Pharmacological studies to inhibit axial eye growth in mice

Atropine is known as a potent inhibitor of myopia in humans and animal models. A problem that arises if atropine is unilaterally applied in mice is that the fellow “control” eye may also be contaminated with atropine due to the cleaning behavior of the mice. Barathi et al.71 have therefore used the light-induced pupil response to probe the transfer of atropine to the fellow eye.
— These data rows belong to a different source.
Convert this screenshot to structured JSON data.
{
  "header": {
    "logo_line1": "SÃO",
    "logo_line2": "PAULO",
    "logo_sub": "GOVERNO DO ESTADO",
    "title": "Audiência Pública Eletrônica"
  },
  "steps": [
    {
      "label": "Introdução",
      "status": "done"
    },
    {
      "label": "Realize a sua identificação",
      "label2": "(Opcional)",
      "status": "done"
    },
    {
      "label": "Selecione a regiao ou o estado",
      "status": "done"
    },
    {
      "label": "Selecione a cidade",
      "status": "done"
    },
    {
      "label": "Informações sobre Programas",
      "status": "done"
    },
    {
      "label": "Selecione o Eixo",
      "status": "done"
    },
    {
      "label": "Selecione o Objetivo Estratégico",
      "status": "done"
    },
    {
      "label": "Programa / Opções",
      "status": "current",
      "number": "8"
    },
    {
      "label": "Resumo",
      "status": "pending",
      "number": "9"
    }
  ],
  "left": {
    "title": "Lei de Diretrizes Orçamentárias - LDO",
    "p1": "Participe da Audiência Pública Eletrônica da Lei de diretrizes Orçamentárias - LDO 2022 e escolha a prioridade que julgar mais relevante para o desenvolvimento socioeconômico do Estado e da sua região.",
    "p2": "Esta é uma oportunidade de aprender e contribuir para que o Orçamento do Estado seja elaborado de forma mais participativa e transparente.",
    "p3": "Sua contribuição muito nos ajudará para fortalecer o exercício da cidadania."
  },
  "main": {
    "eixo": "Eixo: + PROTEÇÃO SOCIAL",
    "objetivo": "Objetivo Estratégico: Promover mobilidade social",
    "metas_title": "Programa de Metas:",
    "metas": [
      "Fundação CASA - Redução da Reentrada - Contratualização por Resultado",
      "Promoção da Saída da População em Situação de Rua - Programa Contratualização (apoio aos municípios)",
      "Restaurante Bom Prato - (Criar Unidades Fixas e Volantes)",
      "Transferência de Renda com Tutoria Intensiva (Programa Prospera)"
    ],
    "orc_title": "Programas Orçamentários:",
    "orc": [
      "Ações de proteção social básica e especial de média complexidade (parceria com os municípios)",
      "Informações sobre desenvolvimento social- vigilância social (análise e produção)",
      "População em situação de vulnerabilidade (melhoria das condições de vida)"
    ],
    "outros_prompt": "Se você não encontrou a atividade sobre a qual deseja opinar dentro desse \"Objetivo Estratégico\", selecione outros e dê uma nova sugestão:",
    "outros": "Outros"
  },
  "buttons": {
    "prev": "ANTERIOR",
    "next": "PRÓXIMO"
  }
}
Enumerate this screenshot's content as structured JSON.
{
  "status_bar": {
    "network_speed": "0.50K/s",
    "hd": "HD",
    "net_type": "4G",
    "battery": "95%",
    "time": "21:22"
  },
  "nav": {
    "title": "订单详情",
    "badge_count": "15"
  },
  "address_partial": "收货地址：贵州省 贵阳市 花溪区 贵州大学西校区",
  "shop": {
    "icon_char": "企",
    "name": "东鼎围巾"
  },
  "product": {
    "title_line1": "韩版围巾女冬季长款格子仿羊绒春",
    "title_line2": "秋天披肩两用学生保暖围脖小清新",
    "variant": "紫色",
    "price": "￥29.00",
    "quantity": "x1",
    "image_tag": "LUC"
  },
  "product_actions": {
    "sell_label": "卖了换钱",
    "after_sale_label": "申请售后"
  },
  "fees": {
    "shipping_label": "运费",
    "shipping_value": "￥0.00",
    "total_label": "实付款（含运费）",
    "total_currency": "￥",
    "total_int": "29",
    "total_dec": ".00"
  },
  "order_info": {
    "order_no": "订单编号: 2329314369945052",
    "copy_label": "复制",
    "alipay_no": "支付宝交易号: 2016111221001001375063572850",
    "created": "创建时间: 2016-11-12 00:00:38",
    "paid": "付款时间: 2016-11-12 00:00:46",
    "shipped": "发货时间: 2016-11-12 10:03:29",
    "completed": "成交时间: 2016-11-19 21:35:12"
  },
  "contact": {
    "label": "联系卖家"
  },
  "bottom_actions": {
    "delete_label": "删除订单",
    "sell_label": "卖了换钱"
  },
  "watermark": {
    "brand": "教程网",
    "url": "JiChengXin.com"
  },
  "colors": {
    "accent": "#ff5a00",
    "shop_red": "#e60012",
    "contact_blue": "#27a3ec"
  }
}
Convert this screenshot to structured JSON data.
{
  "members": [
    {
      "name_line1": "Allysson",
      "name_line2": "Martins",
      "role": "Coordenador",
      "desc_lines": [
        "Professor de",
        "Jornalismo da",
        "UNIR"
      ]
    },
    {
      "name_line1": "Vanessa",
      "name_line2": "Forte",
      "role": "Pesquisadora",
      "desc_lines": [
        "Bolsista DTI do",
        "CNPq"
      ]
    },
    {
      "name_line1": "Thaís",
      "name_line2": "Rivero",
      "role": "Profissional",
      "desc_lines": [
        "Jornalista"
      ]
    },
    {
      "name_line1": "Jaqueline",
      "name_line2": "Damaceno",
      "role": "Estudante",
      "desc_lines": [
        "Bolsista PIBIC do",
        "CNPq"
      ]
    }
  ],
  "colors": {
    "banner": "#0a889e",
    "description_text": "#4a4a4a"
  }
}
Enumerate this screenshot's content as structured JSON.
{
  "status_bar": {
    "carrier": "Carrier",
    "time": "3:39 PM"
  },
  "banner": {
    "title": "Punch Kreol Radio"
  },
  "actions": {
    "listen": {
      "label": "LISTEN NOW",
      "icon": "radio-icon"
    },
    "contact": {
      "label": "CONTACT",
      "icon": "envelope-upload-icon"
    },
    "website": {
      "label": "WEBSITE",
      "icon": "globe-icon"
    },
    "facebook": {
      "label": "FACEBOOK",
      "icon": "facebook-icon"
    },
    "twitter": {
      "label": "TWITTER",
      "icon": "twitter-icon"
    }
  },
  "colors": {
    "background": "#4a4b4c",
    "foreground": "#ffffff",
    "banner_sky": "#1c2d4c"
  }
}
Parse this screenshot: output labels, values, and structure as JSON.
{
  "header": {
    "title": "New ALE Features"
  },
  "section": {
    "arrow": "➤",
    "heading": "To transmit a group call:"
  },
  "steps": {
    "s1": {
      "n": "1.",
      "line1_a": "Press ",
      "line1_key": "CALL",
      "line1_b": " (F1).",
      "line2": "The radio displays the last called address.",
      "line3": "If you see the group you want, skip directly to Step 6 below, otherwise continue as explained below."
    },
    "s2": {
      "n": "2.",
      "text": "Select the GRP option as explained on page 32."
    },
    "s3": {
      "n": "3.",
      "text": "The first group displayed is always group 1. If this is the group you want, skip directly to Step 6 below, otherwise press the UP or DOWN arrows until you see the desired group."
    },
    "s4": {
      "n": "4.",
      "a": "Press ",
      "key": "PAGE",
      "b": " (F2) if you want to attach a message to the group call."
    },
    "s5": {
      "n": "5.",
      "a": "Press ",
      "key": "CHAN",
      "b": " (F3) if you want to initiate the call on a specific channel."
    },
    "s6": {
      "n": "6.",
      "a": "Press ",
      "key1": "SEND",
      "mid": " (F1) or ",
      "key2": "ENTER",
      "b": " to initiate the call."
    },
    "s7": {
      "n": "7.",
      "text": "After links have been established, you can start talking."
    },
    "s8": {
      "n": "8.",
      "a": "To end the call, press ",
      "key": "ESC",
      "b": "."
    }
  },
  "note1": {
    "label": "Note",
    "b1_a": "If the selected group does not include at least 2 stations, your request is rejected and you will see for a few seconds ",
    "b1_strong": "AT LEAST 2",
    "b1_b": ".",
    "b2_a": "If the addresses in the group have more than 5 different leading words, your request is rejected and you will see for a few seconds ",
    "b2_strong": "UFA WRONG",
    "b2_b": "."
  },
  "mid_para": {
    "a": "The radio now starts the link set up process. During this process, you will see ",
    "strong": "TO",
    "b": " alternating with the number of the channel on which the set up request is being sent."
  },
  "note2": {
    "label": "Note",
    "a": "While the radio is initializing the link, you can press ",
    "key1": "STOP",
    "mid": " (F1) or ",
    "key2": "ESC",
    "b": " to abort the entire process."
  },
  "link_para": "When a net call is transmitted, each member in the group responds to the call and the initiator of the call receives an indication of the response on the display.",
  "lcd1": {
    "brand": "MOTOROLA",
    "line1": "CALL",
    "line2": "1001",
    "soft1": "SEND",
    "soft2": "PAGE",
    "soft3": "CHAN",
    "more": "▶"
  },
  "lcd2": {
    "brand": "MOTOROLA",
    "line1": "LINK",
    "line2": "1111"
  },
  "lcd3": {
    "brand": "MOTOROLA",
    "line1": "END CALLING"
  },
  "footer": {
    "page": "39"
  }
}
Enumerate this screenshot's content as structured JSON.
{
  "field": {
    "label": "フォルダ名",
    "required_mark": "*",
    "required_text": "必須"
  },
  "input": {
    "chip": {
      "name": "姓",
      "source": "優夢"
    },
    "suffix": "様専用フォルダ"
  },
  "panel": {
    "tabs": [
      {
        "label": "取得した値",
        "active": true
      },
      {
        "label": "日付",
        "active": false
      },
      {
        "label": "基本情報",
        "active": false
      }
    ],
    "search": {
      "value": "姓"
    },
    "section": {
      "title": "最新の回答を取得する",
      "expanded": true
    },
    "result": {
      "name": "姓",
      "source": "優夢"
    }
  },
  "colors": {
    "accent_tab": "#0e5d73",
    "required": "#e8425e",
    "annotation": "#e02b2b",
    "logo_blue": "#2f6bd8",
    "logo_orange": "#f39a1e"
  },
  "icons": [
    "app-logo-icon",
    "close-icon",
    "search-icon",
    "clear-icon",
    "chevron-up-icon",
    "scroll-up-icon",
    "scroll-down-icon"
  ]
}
They found that the contralateral light-induced pupil response was also affected by ipsilateral atropine application, but only to a small extent, making an inter-ocular comparison of atropine effects possible. They also found that daily application of a single drop of 1% atropine induced more hyperopic refractions and shorter axial lengths over time — despite visual experience being normal. This is different from the chicken where the effects of atropine are largely confined to a suppression of myopia that would be induced by diffusers or negative lenses (e.g. Ref. 72). Barathi et al.73 have also studied the expression of muscarinic receptors in both human and mouse sclera and their role in the regulation of scleral fibroblasts. Further studies will show whether the eye growth inhibition exerted by atropine is mediated through these receptors.